Parallèlement l’écologie devient aussi un objet des relations internationales. L’Unesco organise en septembre 1968 à Paris une conférence d’experts pour discuter de la gestion de l’environnement. C’est l’émergence internationale du concept de biosphère et de l’approche systémique. Le programme L’Homme et la Biosphère est lancé pour structurer un réseau de recherche et d’expertise international qui articule sciences naturelles et sciences sociales. Et l’ONU va plus loin le 3 décembre 1968. Elle adopte une résolution proposée par la Suède en vue d’organiser une conférence des Nations unies sur l’environnement humain (CNUED). C’est que les programmes de coopération scientifique, la médiatisation des coûts du progrès et les profondes mutations opérées par la croissance poussent à une prise de conscience et obligent à réagir. Le premier Sommet de la Terre se tient à Stockholm du 5 au 16 juin 1972 et bénéficie du succès du rapport du Club de Rome qui influence jusqu’aux plus hautes instances politiques européennes, puisque le vice-président de la Commission européenne, le socialiste hollandais Sicco Mansholt, écrit dès février 1972 une lettre à l’adresse de son président faisant de la transition vers une économie plus sobre une priorité, avant de devenir lui-même, au mois de mars suivant, président et d’appeler pendant le sommet à une « croissance en dessous de zéro » pour instituer une société du bien-être plutôt que du « toujours plus ». Il a pour slogan officiel : « Une seule Terre », titre du rapport préparatoire remis par l’économiste Barbara Ward et l’écologue René Dubos, aidés par un comité de 152 conseillers, qui pointent deux causes aux problèmes environnementaux : l’industrialisation et la pauvreté.

Mais l’universalisme affiché est miné par la guerre du Vietnam. L’URSS et les pays de l’Est boycottent le sommet pour protester contre l’éviction de l’Allemagne de l’Est. 113 Etats n’en sont pas moins représentés pour la conférence internationale la plus importante jamais organisée. Le Tiers monde craint lui que l’impératif écologique mis en avant par l’Occident ne vienne faire obstacle à son développement. Cependant ces tensions Est-Ouest et Nord-Sud, si elles constituent un frein, n’empêchent pas les négociations d’aboutir, chaque décision recherchant le consensus, quitte pour cela à tenir des réunions préparatoires avec les parties prenantes. La conférence fait ainsi converger l’ensemble des Etats vers une « Déclaration de Stockholm sur l’environnement » rassemblant 26 principes qui reconnaissent l’épée de Damoclès écologique et s’engagent à préserver le patrimoine environnemental nécessaire à la reproduction de l’humanité. Mais les intérêts particuliers obligent à un accord minimal.
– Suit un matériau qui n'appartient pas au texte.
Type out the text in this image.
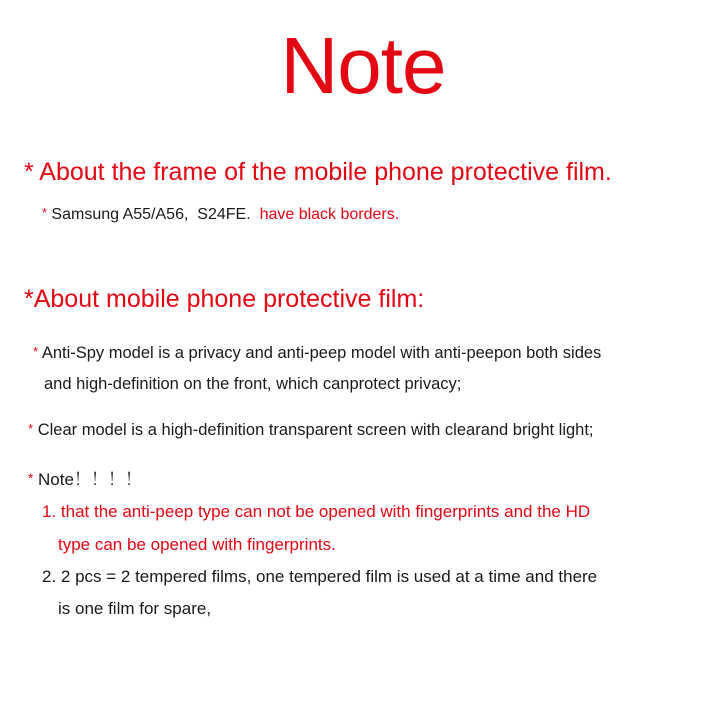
Note
* About the frame of the mobile phone protective film.
* Samsung A55/A56,  S24FE. have black borders.
*About mobile phone protective film:
* Anti-Spy model is a privacy and anti-peep model with anti-peepon both sides
and high-definition on the front, which canprotect privacy;
* Clear model is a high-definition transparent screen with clearand bright light;
* Note！！！！
1. that the anti-peep type can not be opened with fingerprints and the HD
type can be opened with fingerprints.
2. 2 pcs = 2 tempered films, one tempered film is used at a time and there
is one film for spare,
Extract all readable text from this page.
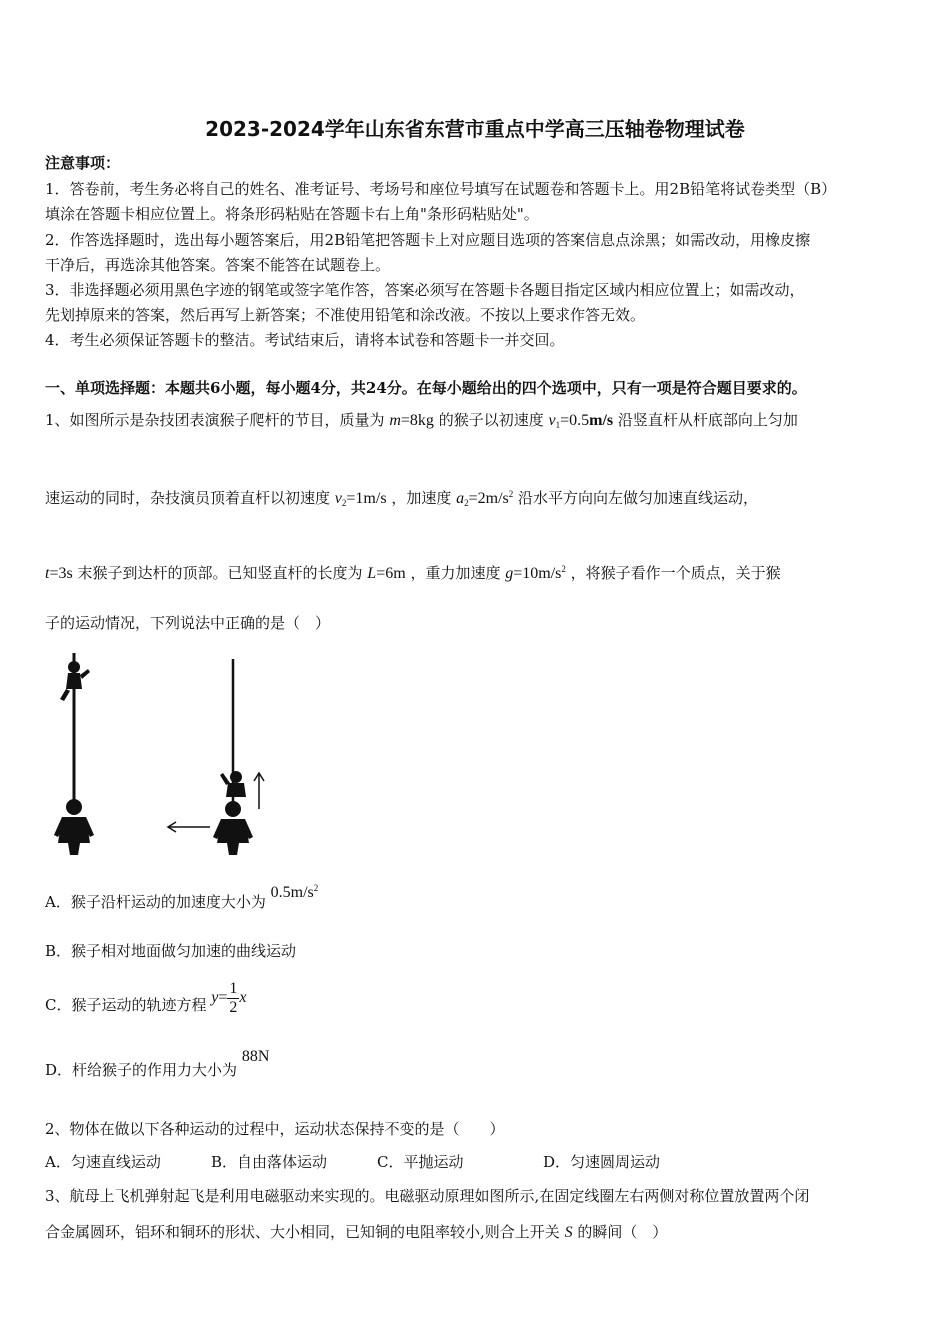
2023-2024学年山东省东营市重点中学高三压轴卷物理试卷
注意事项：
1．答卷前，考生务必将自己的姓名、准考证号、考场号和座位号填写在试题卷和答题卡上。用2B铅笔将试卷类型（B）
填涂在答题卡相应位置上。将条形码粘贴在答题卡右上角"条形码粘贴处"。
2．作答选择题时，选出每小题答案后，用2B铅笔把答题卡上对应题目选项的答案信息点涂黑；如需改动，用橡皮擦
干净后，再选涂其他答案。答案不能答在试题卷上。
3．非选择题必须用黑色字迹的钢笔或签字笔作答，答案必须写在答题卡各题目指定区域内相应位置上；如需改动，
先划掉原来的答案，然后再写上新答案；不准使用铅笔和涂改液。不按以上要求作答无效。
4．考生必须保证答题卡的整洁。考试结束后，请将本试卷和答题卡一并交回。
一、单项选择题：本题共6小题，每小题4分，共24分。在每小题给出的四个选项中，只有一项是符合题目要求的。
1、如图所示是杂技团表演猴子爬杆的节目，质量为 m=8kg 的猴子以初速度 $v_1=0.5m/s$ 沿竖直杆从杆底部向上匀加
速运动的同时，杂技演员顶着直杆以初速度 $v_2=1m/s$ ，加速度 $a_2=2m/s^2$ 沿水平方向向左做匀加速直线运动，
t=3s 末猴子到达杆的顶部。已知竖直杆的长度为 L=6m ，重力加速度 $g=10m/s^2$ ，将猴子看作一个质点，关于猴
子的运动情况，下列说法中正确的是（　）
A．猴子沿杆运动的加速度大小为 $0.5m/s^2$
B．猴子相对地面做匀加速的曲线运动
C．猴子运动的轨迹方程 $y= \frac{1}{2}$ x
D．杆给猴子的作用力大小为 88N
2、物体在做以下各种运动的过程中，运动状态保持不变的是（　　）
A．匀速直线运动	B．自由落体运动	C．平抛运动	D．匀速圆周运动
3、航母上飞机弹射起飞是利用电磁驱动来实现的。电磁驱动原理如图所示,在固定线圈左右两侧对称位置放置两个闭
合金属圆环，铝环和铜环的形状、大小相同，已知铜的电阻率较小,则合上开关 S 的瞬间（　）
Les Etats du Sud obtiennent que ces exigences soient conditionnées et mises au service de leur développement et ceux du Nord que prime leur souveraineté dans l’exploitation de leurs ressources. Autant de coups de canif dans une « écopolitique mondiale » qui déjà, en voulant contenter tout le monde, peine à imposer ses mesures, signe de la difficulté d’articuler le local au global. Un « Plan d’action » porteur de 109 recommandations est quand même adopté pour évaluer l’environnement, le gérer et soutenir les activités nationales. Enfin, ces efforts s’accompagnent de deux créations institutionnelles de financement et de coordination : un Fonds volontaire pour financer les programmes et la recherche et le Programme des Nations unies pour l’environnement (PNUE).

Rio de Janeiro : l’invention du développement durable

Trois conférences mondiales suivent le sommet de Stockholm pour la prolonger : une en 1976 à Vancouver sur les établissements humains et deux en 1977 à Nairobi sur la désertification et à Mar del Plata sur l’eau. La dynamique est aussi conceptuelle. A peine un an après la conférence de Stockholm, son secrétaire général et principal architecte, Maurice Strong, lance la notion d’« écodéveloppement », reprise en 1974 au symposium PNUE/CNUCED de Cocoyoc (Mexique) puis définie par son conseiller spécial, l’écosocioéconomiste Ignacy Sachs, fondateur et directeur du Centre international de recherche sur l’environnement et le développement (CIRED), comme « un développement des populations par elles-mêmes utilisant au mieux les ressources naturelles, s’adaptant à un environnement qu’elles transforment sans le détruire ». Mais c’est une autre notion qui s’impose sur la scène internationale. En 1980, l’Union internationale pour la conservation de la nature (UICN), en collaboration avec la FAO, l’Unesco, le WWF et le PNUE, lance la Stratégie mondiale de la conservation qui prône le développement durable caractérisé par son pragmatisme et qui cesse d’opposer l’écologie à l’économie. En 1983, à la demande de l’Assemblée générale de l’ONU, le secrétaire général nomme une Commission mondiale sur l’environnement et le développement dont il confie la présidence à Gro Harlem Brundtland, Premier ministre de la Norvège.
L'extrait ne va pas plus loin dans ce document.